While researching my third great-grandfather Teunis van Nijkerken, I discovered he owned quite a bit of capital when he died in Winterswijk on 1 June 1887. His death duties file indicated he and his wife Johanna Vonhof owned over 2,000 guilders in assets, including 500 guilders in a bank account, and about 700 guilders in money lent to others.1
By the time Johanna Vonhof died on 24 July 1889, the value of the estate had shrunk to 1,700 guilders, which included almost 600 in the bank account and the same 700 guilders in money lent to others.2
Wait a minute, a bank account? I did not even realize Winterswijk had a bank that early!
I followed up with some literature research and found out that Winterswijk has had a bank since 1868. It started with 39 clients and a joint capital of just over 1,000 guilders. By 1880, 421 clients had deposited over 30,000 guilders. In 1900, the number of clients had grown to 1,350, depositing almost 300,000 guilders.
The bank started in the community building the “Eendracht.” Once per week, on Saturday evenings between 6 and 7 PM, the bankers would be in session to receive clients. Privacy was impossible in the small room. The bank allowed for deposits as small as 15 cents. Among its clients were many factory laborers, who deposited their wages and then withdrew the balance when they married and wanted to buy a house, the bank providing a loan for the remainder under favorable conditions.3
That Winterswijk bank later merged with another bank, that merged again, and again, and again.
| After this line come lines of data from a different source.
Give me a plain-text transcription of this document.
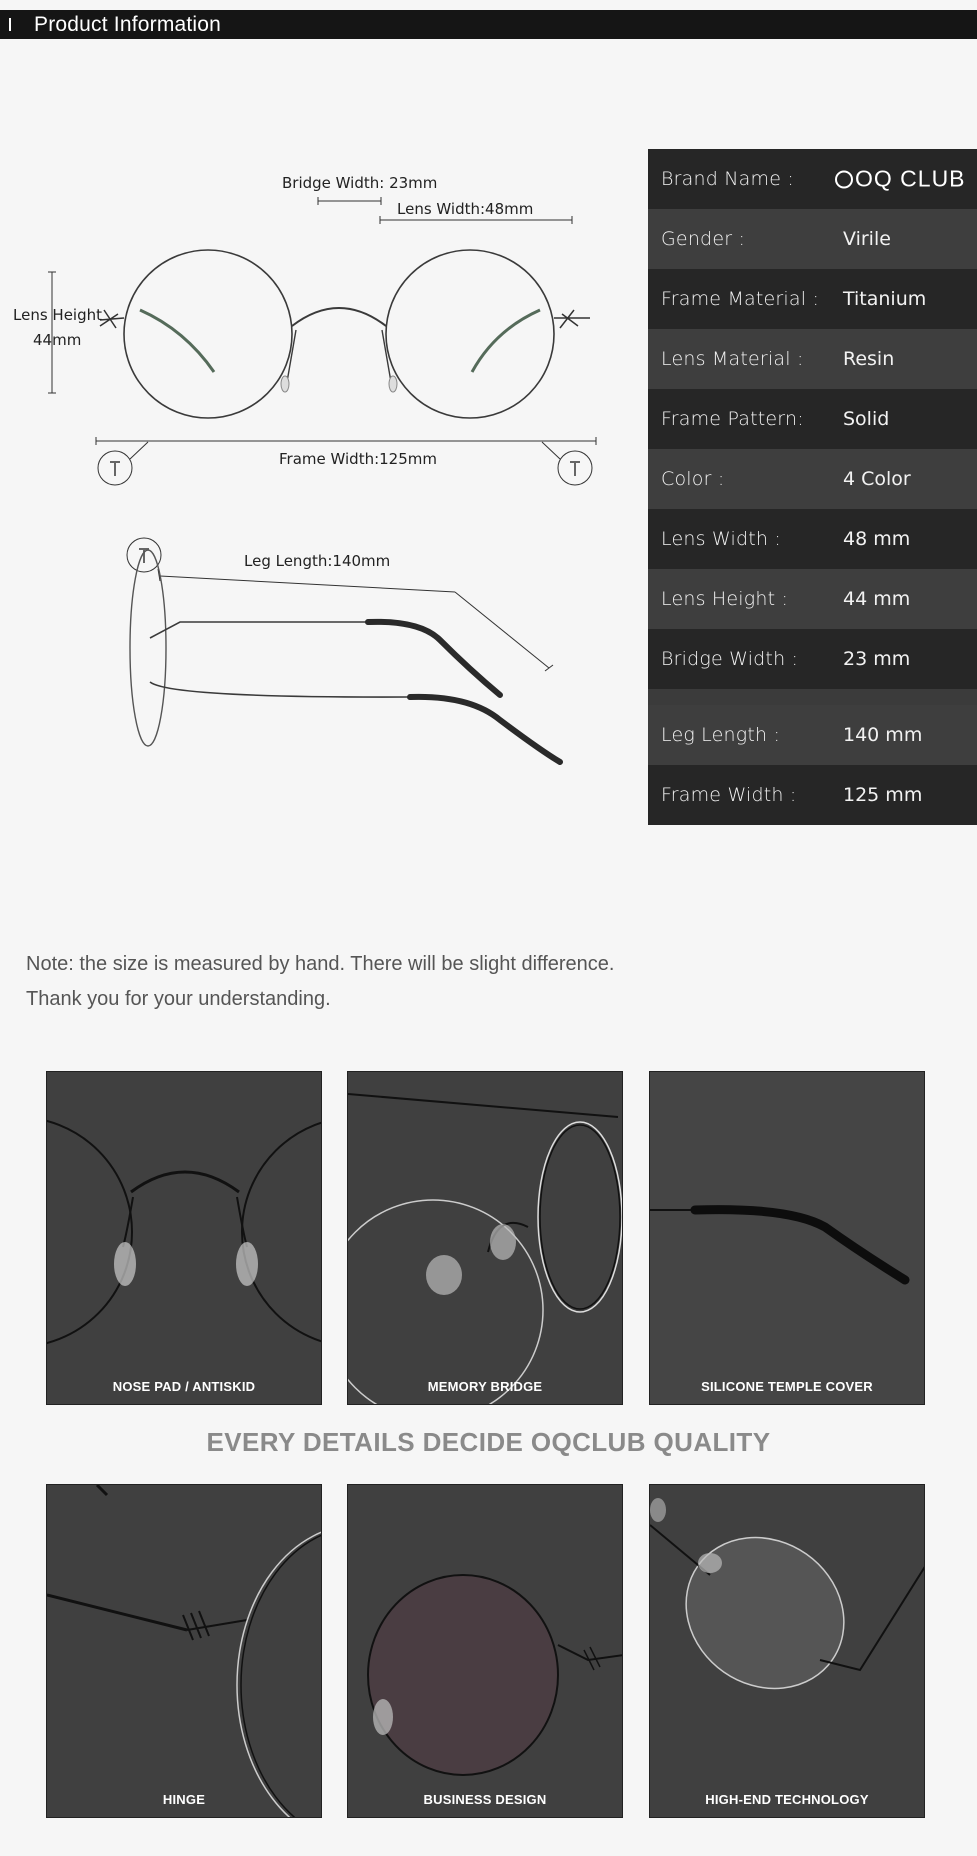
Product Information
Bridge Width: 23mm
Lens Width:48mm
Lens Height
44mm
Frame Width:125mm
Leg Length:140mm
Brand Name :	OQ CLUB
Gender :	Virile
Frame Material : Titanium
Lens Material : Resin
Frame Pattern: Solid
Color :	4 Color
Lens Width :	48 mm
Lens Height :	44 mm
Bridge Width : 23 mm
Leg Length :	140 mm
Frame Width : 125 mm
Note: the size is measured by hand. There will be slight difference.
Thank you for your understanding.
NOSE PAD / ANTISKID	MEMORY BRIDGE	SILICONE TEMPLE COVER
EVERY DETAILS DECIDE OQCLUB QUALITY
HINGE	BUSINESS DESIGN	HIGH-END TECHNOLOGY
The records of the Winterswijk bank ended up among the records of the Bank of Central and Eastern Netherlands, and are now kept at the Historisch Centrum Overijssel in Zwolle, in a different province than Winterswijk.4
Among the surviving records for Winterswijk are deposit books, balance books, and lists of people banking there. I bet there are several other ancestors of mine in those records. I put this on my list of records to look for, the next time I’m in Zwolle.
Teunis van Nijkerken was a bricklayer who did not own real estate. The only glimpse I had into his financial situation was the death duties file created after his death. Thanks to these bank records, I may learn more about his circumstances earlier in his life.
This example demonstrates that when we find records for our ancestors, we should ask ourselves which organizations or persons would have created records about them. In this case, a reference to a bank account led me to discover a whole new record group I knew nothing about.
- Groenlo office, death duties files, register IV, records of succession duties, 1887, first half year, record 3/7725, Teunis van Nijkerken; call no. 88, “Memories van Successie, Kantoor Groenlo,” record group 0028, Gelders Archief, Arnhem; finding aid and scans, Gelders Archief (http://www.geldersarchief.nl : accessed 8 August 2020).
- Groenlo office, death duties files, register IV, records of succession duties, 1889, second half year, record 3/928, Teunis van Nijkerken; call no. 93, “Memories van Successie, Kantoor Groenlo,” record group 0028, Gelders Archief, Arnhem; finding aid and scans, Gelders Archief (http://www.geldersarchief.nl : accessed 8 August 2020).
- Willem Peletier, “De Nutsspaarbank,” 150 jaar Department Winterswijk van de Maatschappij tot Nut van ‘t Algemeen, 23-30.